Represented by the firm Davidoff Hutcher & Citron, the July 9 suit in Manhattan Supreme Court demands compensation for six years of service under the applicable statute of limitations.
The driver, Noel Cintron says he “was forced to work thousands of hours of overtime without compensation" before Secret Service took over the job of ferrying President Trump. Cintron no longer drives the president but his service to the Trump Organization allegedly continues as a member of its security staff.
A representative for the Trump Organization insisted on anonymity to relay comment on the suit.
“Mr. Cintron was at all times paid generously and in accordance with the law,” the representative said. “Once the facts come out we expect to be fully vindicated in court.”
For the last eight years, according to the complaint, Cintron has been earning $75,000 a year. This is up $7,000 from Cintron's last raise in 2006, but the driver disputes that the 2010 salary was actually a raise since it came at the expense of his health insurance. By paying Cintron a little more, the Trump Organization allegedly saved itself $17,866.08 per year in premiums.
The first page of Cintron's 14-page lawsuit is rife with indignation. "In an utterly callous display of unwarranted privilege and entitlement and without even a minimal sense of noblesse oblige President Donald Trump has, through the defendant entities, exploited and denied significant wages to his own longstanding personal driver," it states.
Later the complaint says: "President Trump's further callousness and cupidity is further demonstrated by the fact that while he is purportedly a billionaire, he has not given his personal driver a meaningful raise in over 12 years!"
Cintron's schedule at the Trump Organization has allegdly been a grueling one: five days a week, from approximately 7 a.m. “to whenever Donald Trump, his family or business associates no longer required his plaintiff’s services.” Typically this works out to at least a 50-hour week.

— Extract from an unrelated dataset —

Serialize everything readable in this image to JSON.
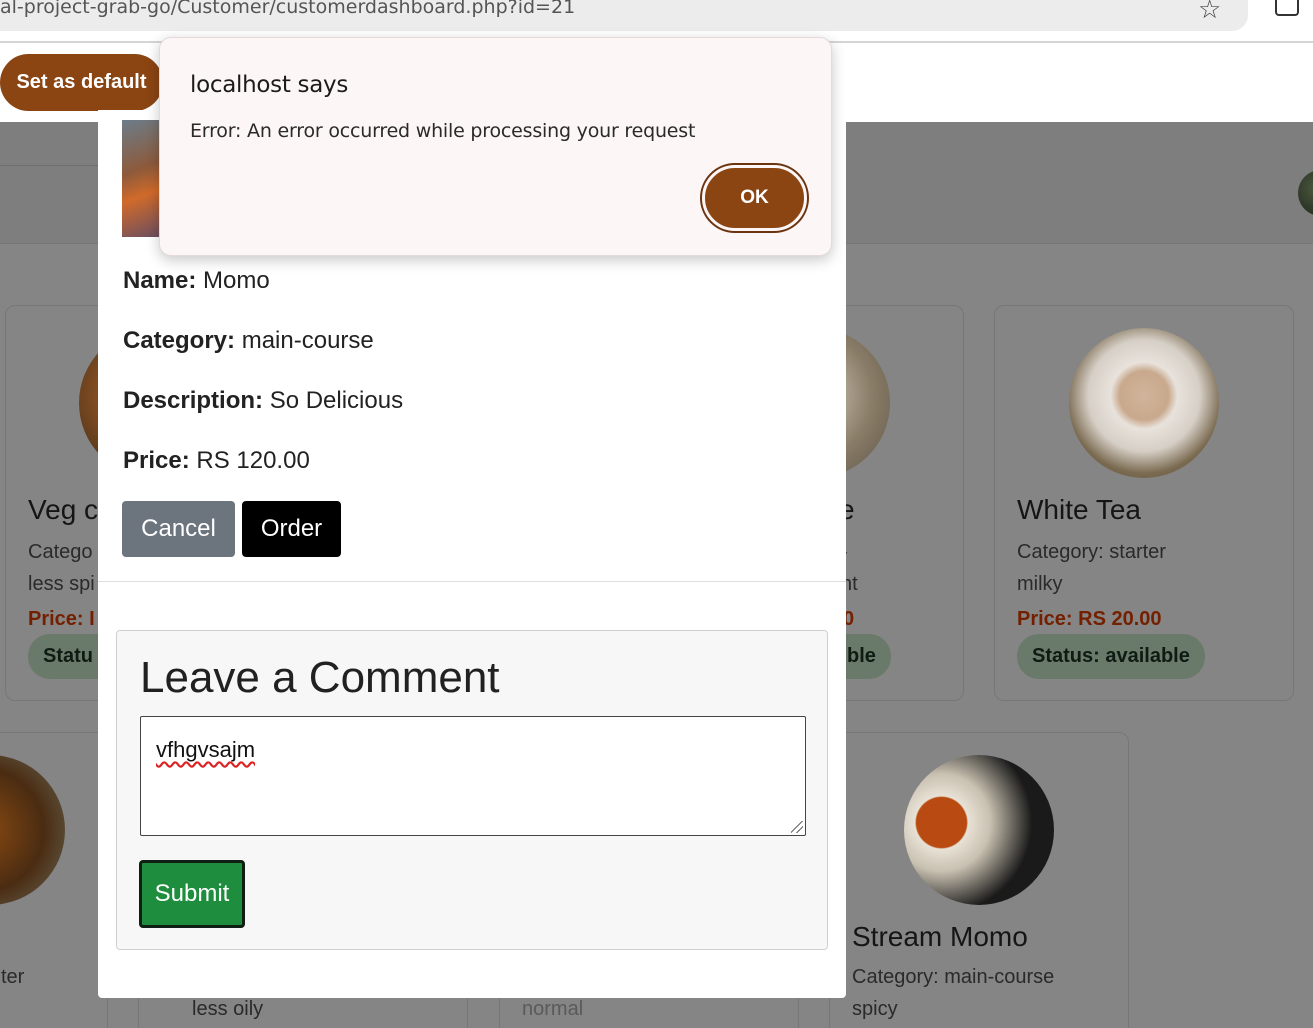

Because Trump required Cintron “to be ready ... at a moment's notice,” according to the complaint, the time in between trips could not be used for Cintron’s personal errands.

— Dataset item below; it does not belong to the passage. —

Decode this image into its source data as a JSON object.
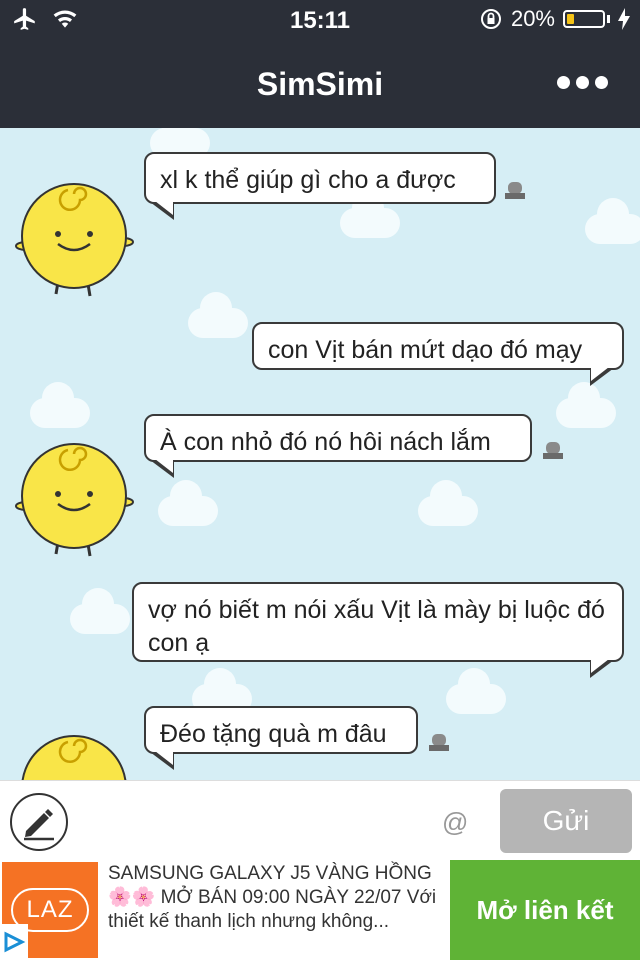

Cintron calculates that, on top of his regular pay, Trump should have paid him about $540 in overtime pay per week which is time and a half for 550 hours of uncompensated overtime per year for the past six years.
The driver's duties also allegedly involved running personal errands for his supervisor at the Trump Organization, Matthew Calamari, who used to be the president’s bodyguard.
Trump has also neglected to reimburse Cintron for accrued vacation time, accrued sick days and expenses, according to the complaint.
Cintron seeks damages under federal and New York labor law. Both the Trump Organization and Trump Tower Commercial LLC are named as defendants.
Having intervened in federal proceedings involving Trump’s former personal attorney, Michael Cohen, the Trump Organization is represented by Law Offices of Alan S. Futerfas.
In 2015, Newsweek quoted another personal driver of Trump’s, Eddie Diaz, as saying that the real estate mogul insisted on being chauffered in American cars. Diaz also reportedly said that he and his passenger ate together regularly, with Trump only footing the bill “once in a while.”
The Secret Service took up residence inside Trump Tower in late 2015 but had to relocate to a trailer just outside a midtown skyscraper in August 2017 after a lease agreement with the Trump Organization fell apart.